There are great providers out there but you have to be really picky in comparing them. Be sure to ask your provider:

  1. How quickly and easily can i edit:
    • The questions I ask my customers and the answers allowed
    • Auto referral and endorsement rules
    • Auto rating rules throughout life-cycle
    • The documents generated and sent to clients and/or sub-brokers
    • My website
    • The commissions and fees I pay at each stage of the policy life-cycle?
  2. Can I do all this for free without in-house programmers, risk, and extra costs?
  3. How quickly can I get graphs of my data or export to Excel or PDF?
  4. Is everything real-time, online and seamless?
  5. Can I mix Sub-broker and Direct schemes with multiple currencies in the same software without extra upgrades?
  6. How secure and backed-up are the servers you use? Do you maintain them for free or do I need my own IT staff?
  7. Does the software run on every operating system and Smart Phone? Windows? Mac? Linux? iPhone? Blackberry?
  8. How long has the software version I am buying been in production and active use?

And most importantly:

9.   Can I see all of this working 100% with no obligation before I sign-up?

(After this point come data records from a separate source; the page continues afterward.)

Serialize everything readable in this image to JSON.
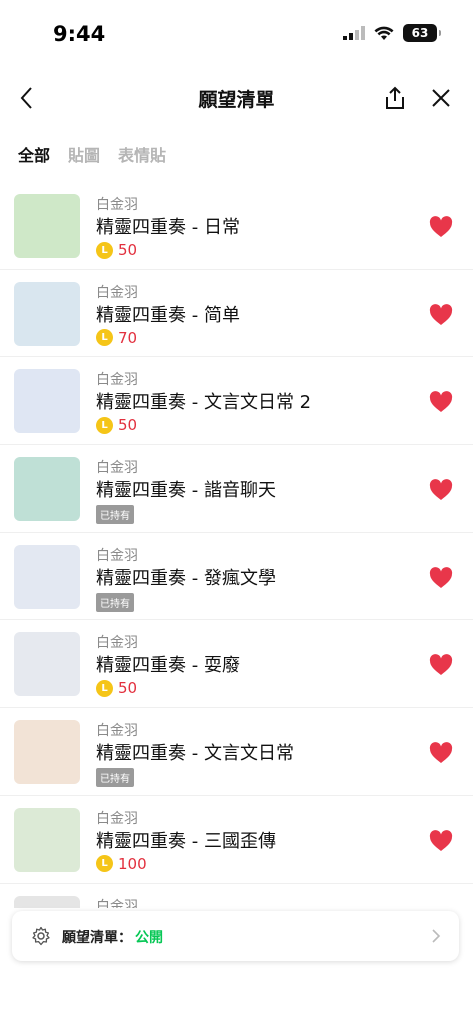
{
  "status": {
    "time": "9:44",
    "battery": "63"
  },
  "nav": {
    "title": "願望清單"
  },
  "tabs": [
    {
      "label": "全部",
      "active": true
    },
    {
      "label": "貼圖",
      "active": false
    },
    {
      "label": "表情貼",
      "active": false
    }
  ],
  "items": [
    {
      "author": "白金羽",
      "title": "精靈四重奏 - 日常",
      "price": "50",
      "owned": false,
      "thumb_color": "#cfe8c8"
    },
    {
      "author": "白金羽",
      "title": "精靈四重奏 - 简单",
      "price": "70",
      "owned": false,
      "thumb_color": "#d9e6ef"
    },
    {
      "author": "白金羽",
      "title": "精靈四重奏 - 文言文日常 2",
      "price": "50",
      "owned": false,
      "thumb_color": "#dfe6f3"
    },
    {
      "author": "白金羽",
      "title": "精靈四重奏 - 諧音聊天",
      "price": "",
      "owned": true,
      "owned_label": "已持有",
      "thumb_color": "#bfe0d6"
    },
    {
      "author": "白金羽",
      "title": "精靈四重奏 - 發瘋文學",
      "price": "",
      "owned": true,
      "owned_label": "已持有",
      "thumb_color": "#e3e8f2"
    },
    {
      "author": "白金羽",
      "title": "精靈四重奏 - 耍廢",
      "price": "50",
      "owned": false,
      "thumb_color": "#e6e9ef"
    },
    {
      "author": "白金羽",
      "title": "精靈四重奏 - 文言文日常",
      "price": "",
      "owned": true,
      "owned_label": "已持有",
      "thumb_color": "#f2e3d6"
    },
    {
      "author": "白金羽",
      "title": "精靈四重奏 - 三國歪傳",
      "price": "100",
      "owned": false,
      "thumb_color": "#dcead6"
    },
    {
      "author": "白金羽",
      "title": "",
      "price": "",
      "owned": false,
      "thumb_color": "#e5e5e5"
    }
  ],
  "wishlist": {
    "label": "願望清單：",
    "value": "公開"
  },
  "colors": {
    "accent": "#06c755",
    "heart": "#e8364a",
    "price": "#e2303e",
    "coin": "#f5c518"
  }
}
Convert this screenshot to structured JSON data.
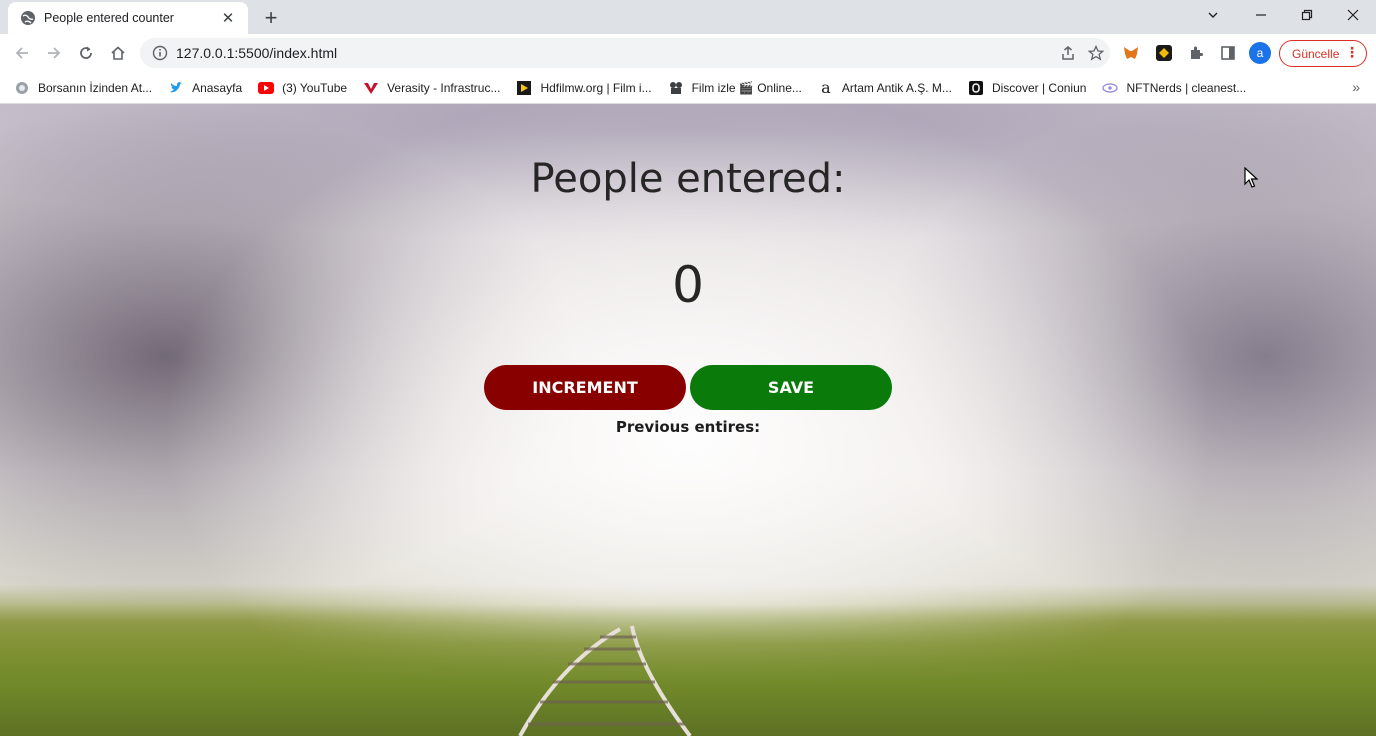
{
  "browser": {
    "tab": {
      "title": "People entered counter",
      "close": "✕"
    },
    "new_tab": "+",
    "window_controls": {
      "minimize": "—",
      "maximize": "❐",
      "close": "✕",
      "tab_search": "⌄"
    },
    "url": "127.0.0.1:5500/index.html",
    "profile_initial": "a",
    "update_button": "Güncelle",
    "accent_color": "#d93025"
  },
  "bookmarks": [
    {
      "label": "Borsanın İzinden At...",
      "icon": "globe-icon"
    },
    {
      "label": "Anasayfa",
      "icon": "twitter-icon"
    },
    {
      "label": "(3) YouTube",
      "icon": "youtube-icon"
    },
    {
      "label": "Verasity - Infrastruc...",
      "icon": "verasity-icon"
    },
    {
      "label": "Hdfilmw.org | Film i...",
      "icon": "play-icon"
    },
    {
      "label": "Film izle 🎬 Online...",
      "icon": "film-icon"
    },
    {
      "label": "Artam Antik A.Ş. M...",
      "icon": "artam-icon"
    },
    {
      "label": "Discover | Coniun",
      "icon": "coniun-icon"
    },
    {
      "label": "NFTNerds | cleanest...",
      "icon": "nftnerds-icon"
    }
  ],
  "bookmarks_more": "»",
  "app": {
    "heading": "People entered:",
    "count": "0",
    "increment_label": "INCREMENT",
    "save_label": "SAVE",
    "previous_label": "Previous entires:",
    "increment_color": "#880000",
    "save_color": "#0a7a0a"
  }
}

If the answer to all of these answers is positive, you know you’re dealing with the right team. The next generation of insurance software providers are finally here – really! – and they bring with them a customer experience which is hard to rival with ink and quill.

So what are you waiting for, there’s nothing to fear, you just might need to sift for a long time till you get the gold!

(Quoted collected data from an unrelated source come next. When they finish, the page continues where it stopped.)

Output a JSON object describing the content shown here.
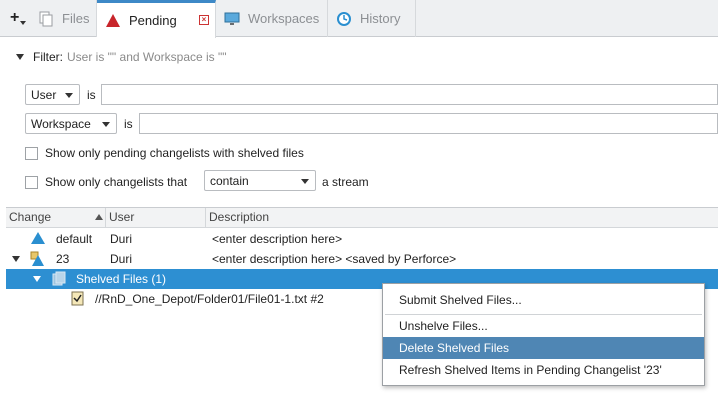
{
  "tabs": {
    "files": "Files",
    "pending": "Pending",
    "workspaces": "Workspaces",
    "history": "History"
  },
  "filter": {
    "label": "Filter:",
    "description": "User is \"\" and Workspace is \"\"",
    "user_combo": "User",
    "user_is": "is",
    "user_value": "",
    "workspace_combo": "Workspace",
    "workspace_is": "is",
    "workspace_value": "",
    "shelved_checkbox_label": "Show only pending changelists with shelved files",
    "stream_checkbox_label": "Show only changelists that",
    "stream_mode": "contain",
    "stream_suffix": "a stream"
  },
  "table": {
    "columns": [
      "Change",
      "User",
      "Description"
    ],
    "rows": [
      {
        "change": "default",
        "user": "Duri",
        "description": "<enter description here>"
      },
      {
        "change": "23",
        "user": "Duri",
        "description": "<enter description here> <saved by Perforce>"
      },
      {
        "change": "Shelved Files (1)",
        "user": "",
        "description": ""
      },
      {
        "change": "//RnD_One_Depot/Folder01/File01-1.txt #2",
        "user": "",
        "description": ""
      }
    ]
  },
  "context_menu": {
    "items": [
      "Submit Shelved Files...",
      "Unshelve Files...",
      "Delete Shelved Files",
      "Refresh Shelved Items in Pending Changelist '23'"
    ]
  },
  "colors": {
    "accent": "#3d89c7",
    "selection": "#2d8fd2",
    "menu_highlight": "#4f86b4"
  }
}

I hope this has been useful. Let me know in the comments if you need any advice, I’m always on hand to help.


  1. For me the big question is if I get over my ‘Ristechnophobia’ and do decide to take the plunge into the world of bespoke insurance software, will the new features afforded me justify the admin costs of changing all our processes and retraining staff?

    1. Hi Ed,

      Thanks for your question.

      There really shouldn’t be excessive costs in deploying software now. Insurance has always been an enigma to software developers and as such there are a lot of half-baked solutions out there. What’s important is avoiding those completely, and finding instead something that really works. Once everything on the list above is fulfilled, remember point no. 9: you have to see all of this working 100% before you can even consider beginning to train staff.

      Finally, consider that really good software is intuitive and doesn’t require loads of training, it should fit in with your existing processes without any hassle at all. Show it to your best staff, and if they struggle to get to grips with it on day one, then drop it and never look back.

      If it’s truly good you’ll know it – there won’t be any headaches and won’t be any risk.